A dark comedy set in Mississippi, Crimes of the Heart follows the conflicts, desires and foibles of three sisters. Lenny is the elder, stuck at home caring for her granddaddy, whilst middle-child Meg is out in California, aiming for stardom, and Babe, the youngest, is shacked up with husband Zachary.
Babe has just shot Zachary, (she didn’t like his looks!) and the play follows the sisters attempting to deal with this fact, though it is often farcically overshadowed by their own problems. The sisters have had a difficult life – Daddy left home and their Mom hanged herself – and we get blackly comic glimpses back into their old lives. The three actors (Molly Stacey as Lenny, Isla Iago as Meg, and Jasmin Rees as Babe) were at their best when together onstage, lost in nostalgia with a vibrant, sparkling chemistry.
Stacey’s performance as Lenny brilliantly brought out the vulnerable anger of a downtrodden woman constantly oscillating between adult responsibility and childishness. Isla Iago as Meg was dramatic and confident – and yet, as with all the characters, unguarded moments reveal elements of the past of which she is not proud. But these moments always conveyed something about the present, and were played with poignancy or humour as necessary.
Barnette the lawyer (Josh McClure) got some of the biggest laughs of the show when playing against Rees as Babe. Their prospective romance was played with great comic timing, though corpsing did appear to be a problem during some of the routines. Rees gave a standout performance as a troubled, naïve, child-like woman who was nonetheless carnal and violent. Amazingly, all these elements were brought out in turn, often within one dialogue.

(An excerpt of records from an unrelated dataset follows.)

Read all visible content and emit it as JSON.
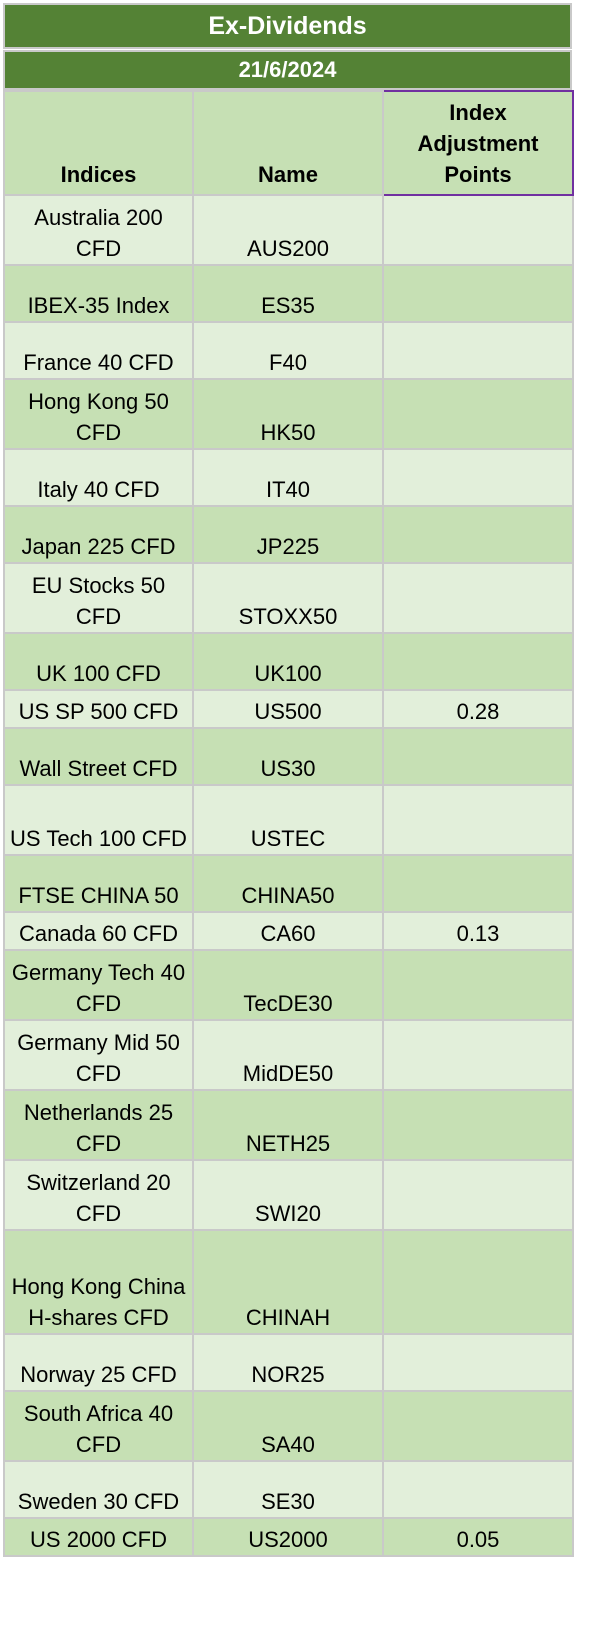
{
  "title": "Ex-Dividends",
  "date": "21/6/2024",
  "columns": {
    "indices": "Indices",
    "name": "Name",
    "points": "Index Adjustment Points"
  },
  "rows": [
    {
      "index": "Australia 200 CFD",
      "name": "AUS200",
      "points": ""
    },
    {
      "index": "IBEX-35 Index",
      "name": "ES35",
      "points": ""
    },
    {
      "index": "France 40 CFD",
      "name": "F40",
      "points": ""
    },
    {
      "index": "Hong Kong 50 CFD",
      "name": "HK50",
      "points": ""
    },
    {
      "index": "Italy 40 CFD",
      "name": "IT40",
      "points": ""
    },
    {
      "index": "Japan 225 CFD",
      "name": "JP225",
      "points": ""
    },
    {
      "index": "EU Stocks 50 CFD",
      "name": "STOXX50",
      "points": ""
    },
    {
      "index": "UK 100 CFD",
      "name": "UK100",
      "points": ""
    },
    {
      "index": "US SP 500 CFD",
      "name": "US500",
      "points": "0.28"
    },
    {
      "index": "Wall Street CFD",
      "name": "US30",
      "points": ""
    },
    {
      "index": "US Tech 100 CFD",
      "name": "USTEC",
      "points": ""
    },
    {
      "index": "FTSE CHINA 50",
      "name": "CHINA50",
      "points": ""
    },
    {
      "index": "Canada 60 CFD",
      "name": "CA60",
      "points": "0.13"
    },
    {
      "index": "Germany Tech 40 CFD",
      "name": "TecDE30",
      "points": ""
    },
    {
      "index": "Germany Mid 50 CFD",
      "name": "MidDE50",
      "points": ""
    },
    {
      "index": "Netherlands 25 CFD",
      "name": "NETH25",
      "points": ""
    },
    {
      "index": "Switzerland 20 CFD",
      "name": "SWI20",
      "points": ""
    },
    {
      "index": "Hong Kong China H-shares CFD",
      "name": "CHINAH",
      "points": ""
    },
    {
      "index": "Norway 25 CFD",
      "name": "NOR25",
      "points": ""
    },
    {
      "index": "South Africa 40 CFD",
      "name": "SA40",
      "points": ""
    },
    {
      "index": "Sweden 30 CFD",
      "name": "SE30",
      "points": ""
    },
    {
      "index": "US 2000 CFD",
      "name": "US2000",
      "points": "0.05"
    }
  ]
}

The versatility of the actors was most impressive. The mood of the performance turned on a sixpence, and the great cast drew sparkling humour out of desperate situations, brilliantly aware of comic timing and bathos. Chick (Ellie Cole) is a great villain, and Peter Chappell as Doc Porter, a small part with no real laughs, created a sombre and poignant character in contrast with his old flame Meg and her sisters.
Also admirable were the finer details. Rehearsal of the more slapstick elements, such as spilling the coke or dropping the phone, were pleasingly well accomplished, and the music carried us wholly to the southern states in the mid-twentieth century. The lighting was oppressively domestic and bleak when it needed to be, forcing characters into dark extremities at times of strife, although the red flashing lights overdid a scene which did not need such additions when the actor’s performance was so consummate.
Not that the lights spoiled it – this performance is highly recommended. It was a perfectly pitched production which everyone bought into, lifted by three brilliant central performances, and great supporting roles too. Any fool who believes that idiotic idea that women aren’t funny needs to see this, and spend an evening laughing at these fabulously dark comic performances who enjoy arguing, sex, mocking each other – and cake.